The whole thing has become a very logical development in the form of a circle. I have a complete chronology of the time circle mapped out, and when I start a new script, I check every supposition I make against the chart to see if it is correct to use it...While I was out there [in California], Arthur Jacobs said he thought this would be the last so I fitted it together so that it fitted in with the beginning of Apes One, so that the wheel had come full circle and one could stop there quite happily, I think?
— January 1972

==Reception==
Howard Thompson of The New York Times wrote that "J. Lee Thompson's direction furiously propels the action in a compact chromium-and-glass setting—and wait till you see that last battle royal." Arthur Murphy of Variety wrote, "McDowall is extremely good as usual in simian character, and Thompson's staging keeps the pace very lively." Gene Siskel of the Chicago Tribune gave the film 2.5 stars out of four, calling it "excellent in the first half hour," but found "the concluding action sequences run on too long without any original slashing, maiming, or setting on fire." Kevin Thomas of the Los Angeles Times wrote that the film "may be the best since No. 1, 'Planet of the Apes'," calling it "a self-contained allegory in which man's cruelty to beasts becomes symbolic of man's inhumanity to man. It is a simple but powerful premise, thoroughly developed with a good balance between dialog and action by Dehn and splendidly directed by J. Lee Thompson." Clyde Jeavons of The Monthly Film Bulletin wrote, "This comic-book adventure is a far cry from the provocative Pierre Boulle vision so impressively realised by Franklin Schaffner four films ago; and in spite of some crude allegorical pretensions, it can't really be considered seriously as more than another excuse by APJAC to get maximum wear out of an expensive set of costumes."

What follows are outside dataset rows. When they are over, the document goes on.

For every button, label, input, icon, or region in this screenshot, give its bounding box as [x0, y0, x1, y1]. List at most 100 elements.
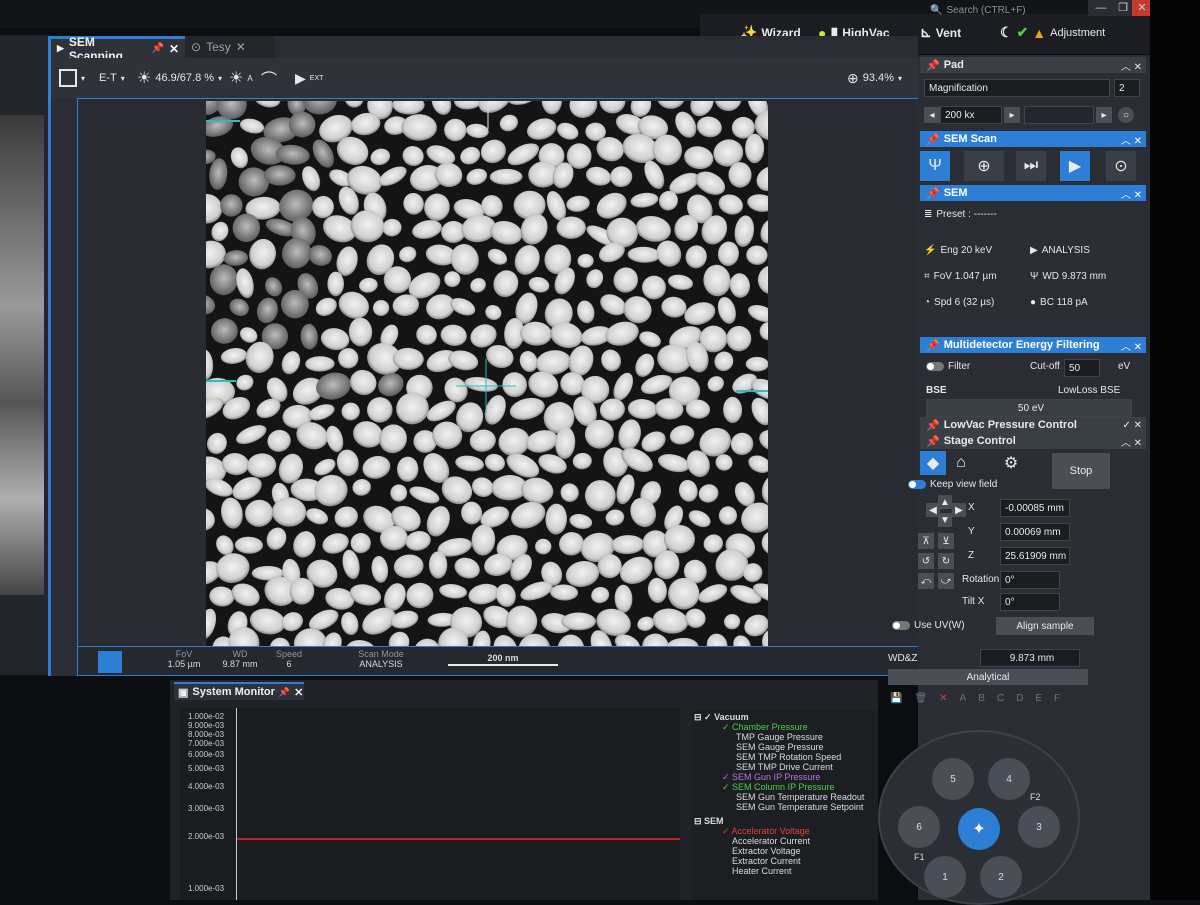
center-star-icon[interactable]: ✦: [958, 808, 1000, 850]
mode-control[interactable]: ▶ ANALYSIS: [1030, 245, 1090, 256]
stage-right-icon[interactable]: ▶: [952, 503, 966, 517]
rotate-cw-icon[interactable]: ↻: [938, 553, 954, 569]
holder-position-3[interactable]: 3: [1018, 806, 1060, 848]
z-input[interactable]: 25.61909 mm: [1000, 547, 1070, 565]
sem-scan-header[interactable]: 📌 SEM Scan ︿ ✕: [920, 131, 1146, 147]
rotation-input[interactable]: 0°: [1000, 571, 1060, 589]
preset-select[interactable]: ≣ Preset : -------: [924, 209, 997, 220]
scan-area-selector[interactable]: ▾: [59, 66, 85, 90]
vent-button[interactable]: ⊾ Vent: [920, 24, 961, 41]
save-icon[interactable]: 💾: [890, 693, 902, 704]
cutoff-input[interactable]: 50: [1064, 359, 1100, 377]
auto-brightness-button[interactable]: ☀ A: [229, 66, 253, 90]
collapse-icon[interactable]: ︿ ✕: [1121, 186, 1142, 201]
analytical-button[interactable]: Analytical: [888, 669, 1088, 685]
detector-button[interactable]: Ψ: [920, 151, 950, 181]
slot-d[interactable]: D: [1016, 693, 1023, 704]
speed-control[interactable]: ◔ Spd 6 (32 µs): [924, 297, 994, 308]
slot-e[interactable]: E: [1035, 693, 1042, 704]
tab-sem-scanning[interactable]: ▶ SEM Scanning 📌 ✕: [51, 35, 185, 63]
auto-focus-button[interactable]: ⌒: [261, 66, 277, 90]
legend-item[interactable]: SEM Gauge Pressure: [736, 742, 824, 752]
wd-control[interactable]: Ψ WD 9.873 mm: [1030, 271, 1106, 282]
remove-icon[interactable]: ✕: [939, 693, 947, 704]
external-scan-button[interactable]: ▶ EXT: [295, 66, 323, 90]
collapse-icon[interactable]: ︿ ✕: [1121, 338, 1142, 353]
holder-position-2[interactable]: 2: [980, 856, 1022, 898]
energy-filter-slider[interactable]: 50 eV: [926, 399, 1132, 417]
magnification-slider[interactable]: [1024, 106, 1094, 124]
settings-button[interactable]: ⚙: [998, 451, 1024, 475]
close-tab-icon[interactable]: ✕: [169, 42, 179, 56]
sample-holder-wheel[interactable]: 5 4 6 3 1 2 ✦ F1 F2: [878, 730, 1080, 905]
moon-icon[interactable]: ☾: [1000, 24, 1013, 41]
legend-item[interactable]: Heater Current: [732, 866, 792, 876]
use-uv-toggle[interactable]: Use UV(W): [892, 620, 965, 631]
legend-item[interactable]: Extractor Current: [732, 856, 801, 866]
stage-move-button[interactable]: ◆: [920, 451, 946, 475]
legend-item[interactable]: SEM Gun Temperature Readout: [736, 792, 864, 802]
scan-target-button[interactable]: ⊕: [964, 151, 1004, 181]
lowvac-header[interactable]: 📌 LowVac Pressure Control ✓ ✕: [920, 417, 1146, 433]
beam-current-control[interactable]: ● BC 118 pA: [1030, 297, 1088, 308]
collapse-icon[interactable]: ✓ ✕: [1122, 420, 1142, 431]
holder-position-4[interactable]: 4: [988, 758, 1030, 800]
reset-icon[interactable]: ○: [1118, 107, 1134, 123]
magnification-value[interactable]: 200 kx: [940, 106, 1002, 124]
holder-position-5[interactable]: 5: [932, 758, 974, 800]
holder-position-1[interactable]: 1: [924, 856, 966, 898]
close-tab-icon[interactable]: ✕: [236, 40, 246, 54]
legend-item[interactable]: Accelerator Current: [732, 836, 810, 846]
legend-item[interactable]: SEM TMP Rotation Speed: [736, 752, 841, 762]
holder-position-6[interactable]: 6: [898, 806, 940, 848]
legend-item[interactable]: SEM Gun Temperature Setpoint: [736, 802, 863, 812]
collapse-icon[interactable]: ︿ ✕: [1121, 434, 1142, 449]
tab-tesy[interactable]: ⊙ Tesy ✕: [185, 36, 275, 58]
start-scan-button[interactable]: ▶: [1060, 151, 1090, 181]
stage-down-icon[interactable]: ▼: [938, 513, 952, 527]
delete-icon[interactable]: 🗑: [914, 693, 927, 704]
detector-selector[interactable]: E-T ▾: [99, 66, 125, 90]
zoom-control[interactable]: ⊕ 93.4% ▾: [847, 66, 902, 90]
mag-increase-button[interactable]: ▸: [1004, 107, 1020, 123]
mag-step-select[interactable]: 2: [1114, 79, 1140, 97]
home-button[interactable]: ⌂: [948, 451, 974, 475]
close-button[interactable]: ✕: [1132, 0, 1152, 16]
filter-toggle[interactable]: Filter: [926, 361, 970, 372]
stage-control-header[interactable]: 📌 Stage Control ︿ ✕: [920, 433, 1146, 449]
magnification-select[interactable]: Magnification: [924, 79, 1110, 97]
legend-item[interactable]: Extractor Voltage: [732, 846, 801, 856]
adjustment-button[interactable]: Adjustment: [1050, 27, 1105, 39]
energy-control[interactable]: ⚡ Eng 20 keV: [924, 245, 992, 256]
stop-button[interactable]: Stop: [1052, 453, 1110, 489]
close-tab-icon[interactable]: ✕: [294, 686, 303, 699]
keep-view-field-toggle[interactable]: Keep view field: [908, 479, 997, 490]
slot-a[interactable]: A: [960, 693, 967, 704]
slot-b[interactable]: B: [978, 693, 985, 704]
stage-up-icon[interactable]: ▲: [938, 495, 952, 509]
slot-f[interactable]: F: [1054, 693, 1060, 704]
sem-image[interactable]: [206, 101, 768, 651]
mag-decrease-button[interactable]: ◂: [924, 107, 940, 123]
collapse-icon[interactable]: ︿ ✕: [1121, 58, 1142, 73]
legend-item[interactable]: SEM TMP Drive Current: [736, 762, 833, 772]
brightness-contrast-control[interactable]: ☀ 46.9/67.8 % ▾: [137, 66, 222, 90]
fov-control[interactable]: ⌗ FoV 1.047 µm: [924, 271, 997, 282]
z-down-icon[interactable]: ⊻: [938, 533, 954, 549]
pad-header[interactable]: 📌 Pad ︿ ✕: [920, 57, 1146, 73]
search-box[interactable]: 🔍 Search (CTRL+F): [930, 0, 1080, 20]
tab-system-monitor[interactable]: ▣ System Monitor 📌 ✕: [174, 682, 304, 700]
monitor-plot[interactable]: 1.000e-02 9.000e-03 8.000e-03 7.000e-03 …: [180, 708, 680, 900]
legend-item[interactable]: TMP Gauge Pressure: [736, 732, 823, 742]
tilt-input[interactable]: 0°: [1000, 593, 1060, 611]
rotate-ccw-icon[interactable]: ↺: [918, 553, 934, 569]
slot-c[interactable]: C: [997, 693, 1004, 704]
pin-icon[interactable]: 📌: [279, 687, 290, 698]
align-sample-button[interactable]: Align sample: [996, 617, 1094, 635]
y-input[interactable]: 0.00069 mm: [1000, 523, 1070, 541]
mef-header[interactable]: 📌 Multidetector Energy Filtering ︿ ✕: [920, 337, 1146, 353]
collapse-icon[interactable]: ︿ ✕: [1121, 132, 1142, 147]
tilt-right-icon[interactable]: ⤻: [938, 573, 954, 589]
z-up-icon[interactable]: ⊼: [918, 533, 934, 549]
mag-step-button[interactable]: ▸: [1096, 107, 1112, 123]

On Rotten Tomatoes, the film has an approval rating of 52% based on 23 reviews. The critical consensus reads: "Conquest of the Planet of the Apes is as angry and relevant as any of its predecessors, but budget constraints and a stale script rob this revolution of the scope it requires." On Metacritic, the film received an average score of 49 out of 100 based on 6 critics, indicating "mixed or average reviews."

===Box office===
The film earned $4.5 million in theatrical rentals at the North American box office.